Sandro Camilleri, IL VITELLO
GRASSO
pagine 235, brossura vegetale
edibile,
Stordito editore, 2015.
L’ultima fatica di Sandro
Camilleri (cugino di Andrea, che ha fatto della popolarità il suo punto di
forza, n.d.a.), siamo in un paese di provincia, quale sia la provincia non è
specificato, ma ha poca importanza dato che ormai sono state tutte abolite.
Camilleri (Sandro) ha sempre
vissuto in un piccolo paese sulla costa siciliana, anche se poi si è trasferito
ancora bambino nel capoluogo, lasciando con grande rammarico gli amichetti del
pallone e la sua stanzetta di provincia, forse più di un cuoricino infranto tra
le compagnette di asilo, ma andiamo avanti.

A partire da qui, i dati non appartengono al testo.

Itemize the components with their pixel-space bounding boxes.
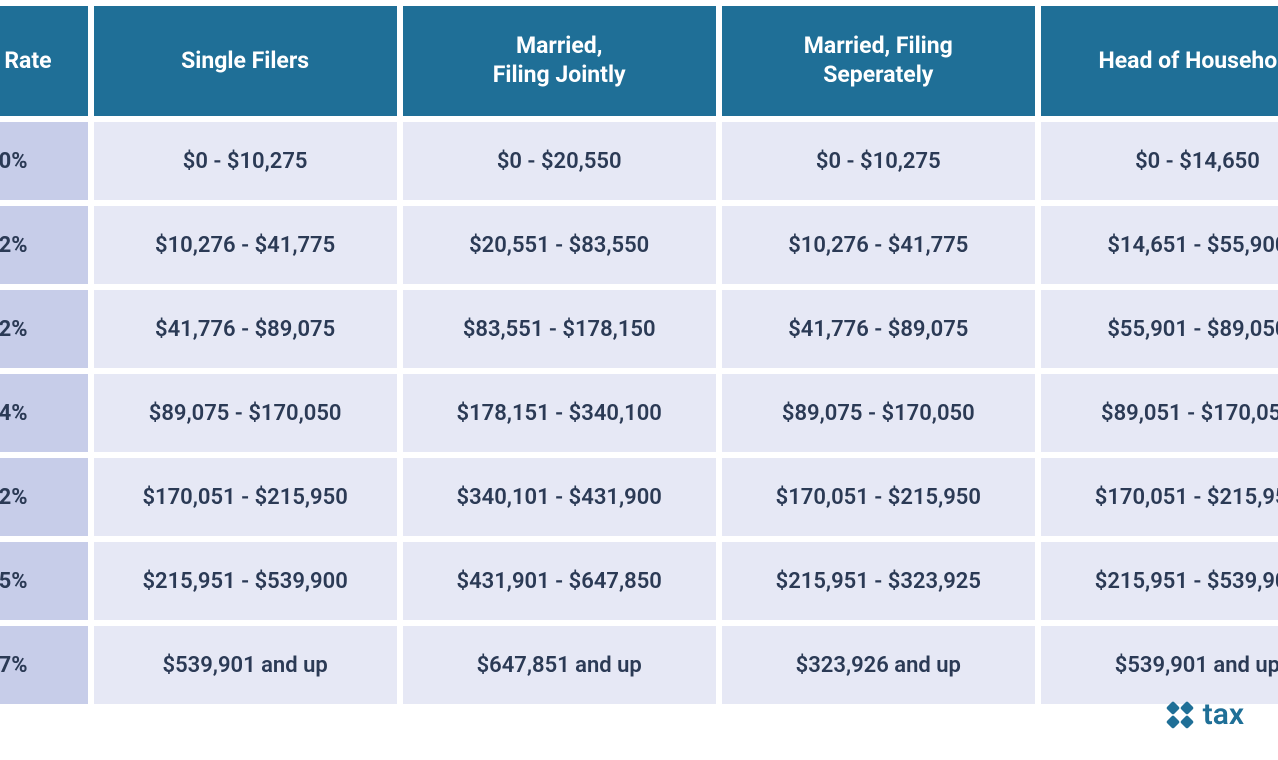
tax-bracket-table: Tax Rate Single Filers Married, Filing J… — [0, 0, 1278, 710]
value-cell: $340,101 - $431,900 — [403, 458, 716, 536]
rate-cell: 12% — [0, 206, 88, 284]
value-cell: $170,051 - $215,950 — [722, 458, 1035, 536]
rate-cell: 22% — [0, 290, 88, 368]
value-cell: $89,075 - $170,050 — [722, 374, 1035, 452]
value-cell: $55,901 - $89,050 — [1041, 290, 1278, 368]
value-cell: $41,776 - $89,075 — [722, 290, 1035, 368]
value-cell: $431,901 - $647,850 — [403, 542, 716, 620]
value-cell: $0 - $14,650 — [1041, 122, 1278, 200]
value-cell: $170,051 - $215,950 — [94, 458, 397, 536]
value-cell: $539,901 and up — [94, 626, 397, 704]
value-cell: $41,776 - $89,075 — [94, 290, 397, 368]
value-cell: $215,951 - $323,925 — [722, 542, 1035, 620]
rate-cell: 10% — [0, 122, 88, 200]
col-header-mfj: Married, Filing Jointly — [403, 6, 716, 116]
value-cell: $539,901 and up — [1041, 626, 1278, 704]
rate-cell: 35% — [0, 542, 88, 620]
value-cell: $178,151 - $340,100 — [403, 374, 716, 452]
tax-bracket-table-wrap: Tax Rate Single Filers Married, Filing J… — [0, 0, 1278, 710]
value-cell: $89,075 - $170,050 — [94, 374, 397, 452]
value-cell: $0 - $10,275 — [94, 122, 397, 200]
col-header-rate: Tax Rate — [0, 6, 88, 116]
rate-cell: 37% — [0, 626, 88, 704]
table-row: 22% $41,776 - $89,075 $83,551 - $178,150… — [0, 290, 1278, 368]
value-cell: $647,851 and up — [403, 626, 716, 704]
value-cell: $170,051 - $215,950 — [1041, 458, 1278, 536]
value-cell: $0 - $10,275 — [722, 122, 1035, 200]
value-cell: $215,951 - $539,900 — [94, 542, 397, 620]
brand-icon — [1165, 700, 1195, 730]
value-cell: $323,926 and up — [722, 626, 1035, 704]
value-cell: $14,651 - $55,900 — [1041, 206, 1278, 284]
value-cell: $10,276 - $41,775 — [722, 206, 1035, 284]
brand-mark: tax — [1165, 697, 1244, 732]
table-row: 12% $10,276 - $41,775 $20,551 - $83,550 … — [0, 206, 1278, 284]
rate-cell: 24% — [0, 374, 88, 452]
col-header-single: Single Filers — [94, 6, 397, 116]
table-row: 37% $539,901 and up $647,851 and up $323… — [0, 626, 1278, 704]
rate-cell: 32% — [0, 458, 88, 536]
value-cell: $0 - $20,550 — [403, 122, 716, 200]
col-header-hoh: Head of Household — [1041, 6, 1278, 116]
table-row: 35% $215,951 - $539,900 $431,901 - $647,… — [0, 542, 1278, 620]
value-cell: $83,551 - $178,150 — [403, 290, 716, 368]
table-row: 24% $89,075 - $170,050 $178,151 - $340,1… — [0, 374, 1278, 452]
value-cell: $10,276 - $41,775 — [94, 206, 397, 284]
table-row: 10% $0 - $10,275 $0 - $20,550 $0 - $10,2… — [0, 122, 1278, 200]
col-header-mfs: Married, Filing Seperately — [722, 6, 1035, 116]
value-cell: $215,951 - $539,900 — [1041, 542, 1278, 620]
table-header-row: Tax Rate Single Filers Married, Filing J… — [0, 6, 1278, 116]
brand-text: tax — [1203, 697, 1244, 732]
value-cell: $89,051 - $170,050 — [1041, 374, 1278, 452]
table-row: 32% $170,051 - $215,950 $340,101 - $431,… — [0, 458, 1278, 536]
value-cell: $20,551 - $83,550 — [403, 206, 716, 284]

Il macellaio più conosciuto e
corpulento della città, tale Vincenzo Vitello (il cognome può sembrare frutto
di un banale e scontato giochetto di parole e invece Camilleri - sempre Sandro -
riferisce essere vero), il macellaio, dicevamo, una mattina trova davanti alla
porta di casa sua la testa mozzata di una pecora. Tra le scene teatrali di
raccapriccio generale sospetta che si tratti di un avvertimento che puzza di
carogna, quindi dopo avere servito gli ultimi clienti corre a denunciare il
fatto alla polizia.
L’ispettore Montalcino, che
per pura casualità si trova nella cittadina sulle tracce di uno sconosciuto che
si ostina a chiedere soldi agli sconosciuti, viene incaricato di dare
un’occhiata alla faccenda. Prende un appuntamento con il Vitello per l’indomani
mattina di fronte al macello comunale, ma quando si reca sul posto trova il
Vitello morto ammazzato, avvolto con cura nella pancetta con rametti di
rosmarino e un mezzo limone in bocca, infilzato in uno spiedo, tutto ben legato
che è un piacere a guardarlo. Il messaggio è più che eloquente, ma il vero
messaggio, di carta scritta, si trova piegato nella tasca della vittima
imporchettata, "AbBiamo SCannAto il ViteLLo GRassO", firmato da un sedicente gruppo RicetteVegan.